Это не означает, что морлаки отличаются благонравием: природа и климат способствуют разврату. Магистраты[13], убежденные в этой истине, установили штрафы за покушение на целомудрие, размеры которых, однако, не превосходят того, что дает в Венеции щедрый распутник существам, торгующим смертным грехом в общественных местах.
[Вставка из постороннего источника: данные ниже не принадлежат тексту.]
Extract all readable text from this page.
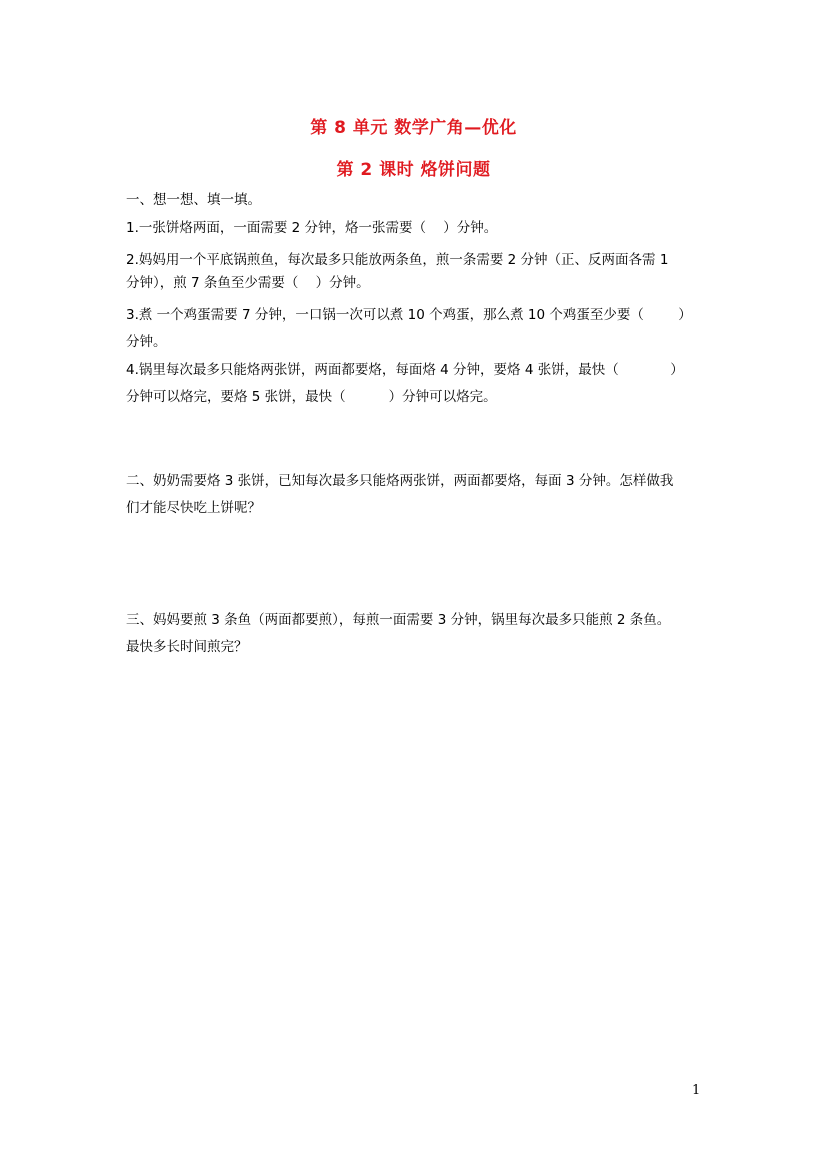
第 8 单元 数学广角—优化
第 2 课时 烙饼问题
一、想一想、填一填。
1.一张饼烙两面，一面需要 2 分钟，烙一张需要（    ）分钟。
2.妈妈用一个平底锅煎鱼，每次最多只能放两条鱼，煎一条需要 2 分钟（正、反两面各需 1
分钟），煎 7 条鱼至少需要（    ）分钟。
3.煮 一个鸡蛋需要 7 分钟，一口锅一次可以煮 10 个鸡蛋，那么煮 10 个鸡蛋至少要（        ）
分钟。
4.锅里每次最多只能烙两张饼，两面都要烙，每面烙 4 分钟，要烙 4 张饼，最快（            ）
分钟可以烙完，要烙 5 张饼，最快（          ）分钟可以烙完。
二、奶奶需要烙 3 张饼，已知每次最多只能烙两张饼，两面都要烙，每面 3 分钟。怎样做我
们才能尽快吃上饼呢？
三、妈妈要煎 3 条鱼（两面都要煎），每煎一面需要 3 分钟，锅里每次最多只能煎 2 条鱼。
最快多长时间煎完？
1
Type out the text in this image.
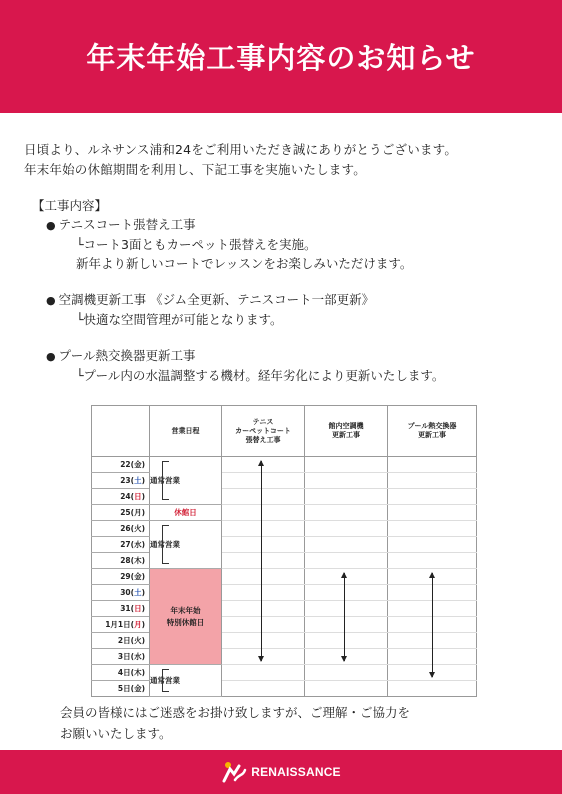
年末年始工事内容のお知らせ
日頃より、ルネサンス浦和24をご利用いただき誠にありがとうございます。
年末年始の休館期間を利用し、下記工事を実施いたします。
【工事内容】
● テニスコート張替え工事
└コート3面ともカーペット張替えを実施。
新年より新しいコートでレッスンをお楽しみいただけます。
● 空調機更新工事 《ジム全更新、テニスコート一部更新》
└快適な空間管理が可能となります。
● プール熱交換器更新工事
└プール内の水温調整する機材。経年劣化により更新いたします。
	営業日程	テニス
カーペットコート
張替え工事	館内空調機
更新工事	プール熱交換器
更新工事
22(金)	通常営業

23(土)				
24(日)				
25(月)	休館日			
26(火)	通常営業

27(水)				
28(木)				
29(金)	年末年始
特別休館日			

30(土)				
31(日)				
1月1日(月)				
2日(火)				
3日(水)				
4日(木)	通常営業

5日(金)				
会員の皆様にはご迷惑をお掛け致しますが、ご理解・ご協力を
お願いいたします。
RENAISSANCE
В Далмации женщины красивы, несмотря на проглядывающую в их формах тенденцию принимать несколько мужские очертания. Пигмалионы, что захотели бы воспользоваться мылом и песком, чтобы отмыть и оттереть тамошних представительниц прекрасного пола, нашли бы превосходные ожившие статуи. Из деликатесных продуктов питания морлакам знакомы лишь чеснок и лук. Их земля только и ждет, чтобы произвести эти сельскохозяйственные продукты в изобилии, но морлак предпочитает ждать чеснока и лука из Романьи, а когда его упрекают за лень, он отвечает: «Мои предки никогда не сажали чеснока или лука на наших полях, как же вы ждёте этого от меня?». Эти люди не желают подчиняться к духу коммерции. Мужественные обитатели островов занимаются рыболовством, многие морлаки – опытные охотники. В Заре мы ели недорогую и превосходную дичь, рыбу в изобилии, однако эти продукты поступали на рынок нерегулярно, в зависимости от прихоти местных жителей, отправлявшихся охотиться и рыбачить, когда имелось настроение, а не тогда, когда возникала потребность в их услугах. Дичь появлялась в день поста, а рыба – в воскресенье, сваленная в мешки небрежно и неаккуратно.

В меня бросили бы камень, если бы я не написал, что эта страна должна была бы быть богатой и плодородной, как равнины Апулии, но начинать надо с культуры местных жителей, необходимо убедить этих варваров сменить ненависть, злобу и дух пиратства на сдержанность, чувство долга, любовь к труду и промышленности. Это мое мнение, очевидно, слишком смело, поскольку возбудило немало гнева и презрения, так что я не скажу больше ни слова и покорно вернусь к своим легкомысленным стихам.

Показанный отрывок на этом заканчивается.